Sunday, July 31, 2016

July Wrap-Up & P.O.M. Award

It's time to put together my wrap-up post for July. I also have a contribution for Kerrie's Crime Fiction Pick of the Month. I got a fair amount of reading done--though it does look like I need to reevaluate the number of pages I'm going to get read per year. I used to average over 40,000 pages. I'm going to be lucky to hit 30,000 this year. But..let's focus on July. Here's what happened here on the Block last month....

Total Books Read: 14
Total Pages:  3,137

Average Rating: 3.43 stars   Top Rating: 5 stars 
Percentage by Female Authors: 36%

Percentage by US Authors: 57%

Percentage by non-US/non-British Authors:  7%
Percentage Mystery:  100% 
Percentage Fiction: 100%
Percentage written 2000+: 29%
Percentage of Rereads: 14%
Percentage Read for Challenges: 100% {It's eas
y to have every book count for a challenge when you sign up for as many as I do.}    
Number of Challenges fulfilled so far: 19 (59%)

AND, as mentioned above,
Kerrie had us all set up for another year of Crime Fiction Favorites. What she was looking for is our Top Mystery Read for each month. July was a hugemonth for mysteries with 100% coming from that field--for a total of  fourteen crime novels.

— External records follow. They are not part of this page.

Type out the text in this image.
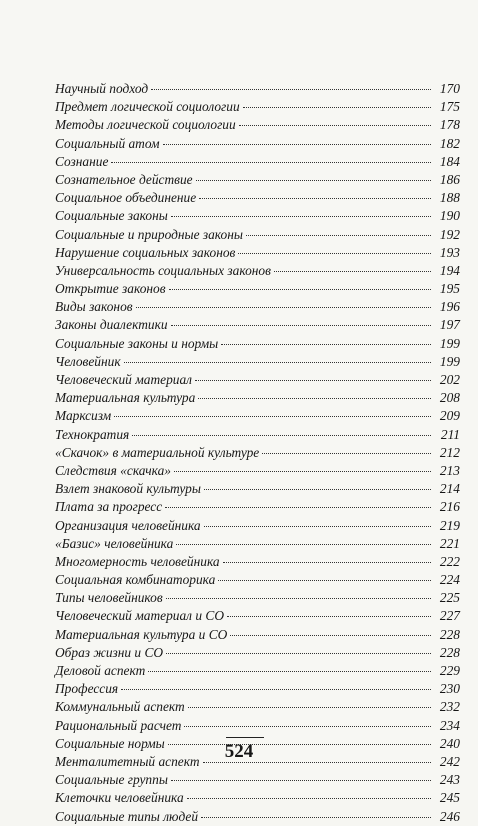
Научный подход	170
Предмет логической социологии	175
Методы логической социологии	178
Социальный атом	182
Сознание	184
Сознательное действие	186
Социальное объединение	188
Социальные законы	190
Социальные и природные законы	192
Нарушение социальных законов	193
Универсальность социальных законов	194
Открытие законов	195
Виды законов	196
Законы диалектики	197
Социальные законы и нормы	199
Человейник	199
Человеческий материал	202
Материальная культура	208
Марксизм	209
Технократия	211
«Скачок» в материальной культуре	212
Следствия «скачка»	213
Взлет знаковой культуры	214
Плата за прогресс	216
Организация человейника	219
«Базис» человейника	221
Многомерность человейника	222
Социальная комбинаторика	224
Типы человейников	225
Человеческий материал и СО	227
Материальная культура и СО	228
Образ жизни и СО	228
Деловой аспект	229
Профессия	230
Коммунальный аспект	232
Рациональный расчет	234
Социальные нормы	240
Менталитетный аспект	242
Социальные группы	243
Клеточки человейника	245
Социальные типы людей	246
524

Here are the books read:

The Decagon House Murders by Yukito Ayatsuji (4 stars)
 A Pinch of Poison by Frances & Richard Lockridge (5 stars) 
All Fall Down by L. A. G. Strong (3 stars) 
The Ticking Clock by Frances & Richard Lockridge (2 stars) 
Checkmate to Murder by E. C. R. Lorac (4 stars) 
The Poet's Funeral by John M. Daniel (2 stars) 
The Devil in Bellminster by David Holland (3 stars) 
The Red House Mystery by A. A. Milne (4 stars) 
The Warsaw Anagrams by Richard Zimler (4 stars) 
Too Good to Be True by J. F. Hutton (3 stars) 
A Cold Day for Murder by Dana Stabenow (3 stars) 
A Dead Man in Athens by Michael Pearce (3 stars) 
The Nine Tailors by Dorothy L. Sayers (5 stars) 
The Mirabilis Diamond by Jerome Odlum (3 stars)

As we can see, two books came away with 5 stars--A Pinch of Poison by Frances & Richard Lockridge and The Nine Tailors by Dorothy L. Sayers. However, both of these are rereads and the authors have already walked away with the P.O.M. award in previous years. I like to spread the wealth here at the Block. In the next tier (4 stars), we have The Decagon House Murders by Yukito Ayatsuji, Checkmate to Murder by E. C. R. Lorac, The Red House Mystery by A. A. Milne, and The Warsaw Anagrams by Richard Zimler. 

The Lorac book is another excellent fog-shrouded police procedural starring Inspector MacDonald with delightful characterization. But Lorac has won before, so out she goes. The Red House Mystery is Milne's only adult detective novel. And it is a very nice Golden Age offering with lots of fun banter between the amateur detective, Antony Gillingham, and his "Watson," Bill Beverley, but not quite a P.O.M. winner. And then there were two. Which provides a suitable intro to the first of our finalists. Ayatsuji's The Decagon House Murders is a daring homage to the Golden Age detective novel and, most particularly, to Agatha Christie's classic impossible crime novel, And Then There Were None. This is a highly enjoyable puzzle-plot mystery. Since it is focused on the puzzle aspect, the characterization suffers a bit, but not enough to keep mystery fans from enjoying themselves. The solution to the mystery is quite audacious and, while I kept wondering if perhaps X might be the killer, I couldn't figure out how it would be possible. The clues are there if you just know how to interpret them. Our other finalist, The Warsaw Anagrams (2009) by Richard Zimler, is a heartbreaking historical thriller set in the Warsaw Ghetto during World War II. It centers on the murders and disfigurement of Jewish children--and specifically on the murder of Erik Cohen's nephew. Erik sets out to discover who is killing so specifically in the shadow of the Nazi regime's extermination camps.

But we can't have two winners, so our July P.O.M. Award goes to The Warsaw Anagrams by Zimler.

Zimler creates a very moving and intriguing story in the midst of the overall horror of the Nazis' atrocities. He also creates a sense of hope in the midst of hopelessness by focusing on the simple, everyday activities of the Jewish people within the Ghetto--from the children going secretly to school and forming a choir to the small kindnesses that neighbors extend to one another to the few Polish Christians who risk punishment by providing what they can for the Jews they know behind the barbed wire. It is an absorbing and heart-breaking story and well worth your time whether you are looking for a World War II setting or a mystery thriller.

1 comment:

fredamans said...

14 books is really great!! Happy August!